Don’t miss this sleeper issue: HB7071 would devastate the federal Title I program in Florida.

Just prior to passage of House Bill 7101 April 19, Rep. Bob Cortez (R-Altamonte Springs) added language changing the way that districts would have to distribute funds under a Federal poverty program intended to help level the playing field for the very poorest children who attend high-poverty schools. Why? Charter schools think they’re not getting enough of these federal funds. They went so far as to publish an incredibly misleading report, Funding Disparities for Low-Income Title I Charter Students in Eight Florida School Districts, which ignores Federal law on how funds are to be handed out. By following Federal law that directs these funds to the very poorest schools, charter advocates say, Florida’s districts are doing the wrong thing.

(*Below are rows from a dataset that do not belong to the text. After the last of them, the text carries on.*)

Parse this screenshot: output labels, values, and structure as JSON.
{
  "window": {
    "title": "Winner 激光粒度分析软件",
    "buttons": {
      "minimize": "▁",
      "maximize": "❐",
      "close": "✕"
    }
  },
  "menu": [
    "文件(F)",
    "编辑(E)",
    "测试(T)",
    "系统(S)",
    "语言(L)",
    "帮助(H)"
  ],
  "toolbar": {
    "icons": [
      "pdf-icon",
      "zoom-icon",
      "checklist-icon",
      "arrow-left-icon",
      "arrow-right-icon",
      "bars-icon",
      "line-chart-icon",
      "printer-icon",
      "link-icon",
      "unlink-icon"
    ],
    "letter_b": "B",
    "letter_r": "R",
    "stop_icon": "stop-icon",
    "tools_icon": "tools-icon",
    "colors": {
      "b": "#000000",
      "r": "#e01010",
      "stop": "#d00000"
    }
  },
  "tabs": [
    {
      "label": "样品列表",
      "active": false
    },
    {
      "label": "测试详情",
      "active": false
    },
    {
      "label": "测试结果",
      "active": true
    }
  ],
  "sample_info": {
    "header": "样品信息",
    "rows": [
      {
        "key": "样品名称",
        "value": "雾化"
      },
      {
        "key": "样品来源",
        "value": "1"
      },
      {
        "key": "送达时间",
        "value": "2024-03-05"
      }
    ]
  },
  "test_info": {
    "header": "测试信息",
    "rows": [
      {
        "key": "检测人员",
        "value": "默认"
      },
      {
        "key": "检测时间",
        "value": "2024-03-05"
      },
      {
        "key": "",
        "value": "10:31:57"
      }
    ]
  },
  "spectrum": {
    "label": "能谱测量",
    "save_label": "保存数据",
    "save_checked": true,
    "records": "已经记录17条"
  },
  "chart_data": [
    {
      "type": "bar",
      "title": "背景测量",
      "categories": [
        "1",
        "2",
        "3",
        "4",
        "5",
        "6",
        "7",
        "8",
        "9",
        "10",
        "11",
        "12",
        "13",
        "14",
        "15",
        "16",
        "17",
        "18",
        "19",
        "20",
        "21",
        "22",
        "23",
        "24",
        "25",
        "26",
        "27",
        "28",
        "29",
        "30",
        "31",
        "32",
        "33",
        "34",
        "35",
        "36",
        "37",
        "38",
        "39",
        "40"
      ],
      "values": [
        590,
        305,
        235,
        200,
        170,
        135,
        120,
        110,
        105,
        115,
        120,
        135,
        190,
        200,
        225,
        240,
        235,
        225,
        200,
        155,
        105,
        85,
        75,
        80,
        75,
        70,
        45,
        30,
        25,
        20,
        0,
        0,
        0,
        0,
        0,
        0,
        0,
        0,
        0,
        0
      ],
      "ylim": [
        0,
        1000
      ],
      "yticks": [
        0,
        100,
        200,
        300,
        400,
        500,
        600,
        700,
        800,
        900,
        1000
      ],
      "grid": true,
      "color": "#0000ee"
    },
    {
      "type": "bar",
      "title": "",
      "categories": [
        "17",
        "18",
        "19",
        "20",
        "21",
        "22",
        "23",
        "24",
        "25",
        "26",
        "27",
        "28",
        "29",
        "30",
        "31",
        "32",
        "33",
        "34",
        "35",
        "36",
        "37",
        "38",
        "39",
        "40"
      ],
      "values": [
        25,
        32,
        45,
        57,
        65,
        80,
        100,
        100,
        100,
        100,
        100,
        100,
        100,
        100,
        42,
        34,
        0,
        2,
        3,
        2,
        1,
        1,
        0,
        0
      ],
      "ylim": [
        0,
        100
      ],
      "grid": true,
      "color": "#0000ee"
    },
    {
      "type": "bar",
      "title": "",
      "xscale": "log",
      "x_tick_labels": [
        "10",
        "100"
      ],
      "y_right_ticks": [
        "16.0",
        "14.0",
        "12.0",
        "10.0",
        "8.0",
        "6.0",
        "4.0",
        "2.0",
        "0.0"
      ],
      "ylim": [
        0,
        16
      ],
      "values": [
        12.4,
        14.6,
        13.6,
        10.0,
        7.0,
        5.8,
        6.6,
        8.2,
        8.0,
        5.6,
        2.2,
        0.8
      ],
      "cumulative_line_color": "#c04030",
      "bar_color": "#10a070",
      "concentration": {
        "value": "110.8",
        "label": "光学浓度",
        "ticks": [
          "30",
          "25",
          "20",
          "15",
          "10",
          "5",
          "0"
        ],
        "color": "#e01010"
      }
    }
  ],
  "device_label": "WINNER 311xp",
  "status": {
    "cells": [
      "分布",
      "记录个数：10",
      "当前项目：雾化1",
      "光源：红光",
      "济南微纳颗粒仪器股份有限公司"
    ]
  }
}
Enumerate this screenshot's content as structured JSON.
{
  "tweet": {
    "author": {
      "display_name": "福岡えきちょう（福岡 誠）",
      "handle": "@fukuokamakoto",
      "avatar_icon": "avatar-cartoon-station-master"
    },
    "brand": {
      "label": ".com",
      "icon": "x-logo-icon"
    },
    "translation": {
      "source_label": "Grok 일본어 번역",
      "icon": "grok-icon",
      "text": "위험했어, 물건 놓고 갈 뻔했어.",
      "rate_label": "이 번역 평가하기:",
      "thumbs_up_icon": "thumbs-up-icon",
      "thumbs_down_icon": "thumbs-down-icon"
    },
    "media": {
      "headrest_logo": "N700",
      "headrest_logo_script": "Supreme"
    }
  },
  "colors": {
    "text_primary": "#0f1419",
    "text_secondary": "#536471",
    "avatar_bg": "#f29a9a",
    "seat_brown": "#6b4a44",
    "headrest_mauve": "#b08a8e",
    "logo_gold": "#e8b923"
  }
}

What’s the Federal Law? The Elementary and Secondary Education Act provides funds to every Florida school district. The intent of the law is to try to make up for the disadvantages that schools with lots of children from poor households face. These are children with few books in their homes, little access to the many experiences that make up a middle-class child’s life including museums, trips, tutoring, and enrichment programs. Research has found that students at these schools start Kindergarten knowing 30 million fewer words than similar middle-class children.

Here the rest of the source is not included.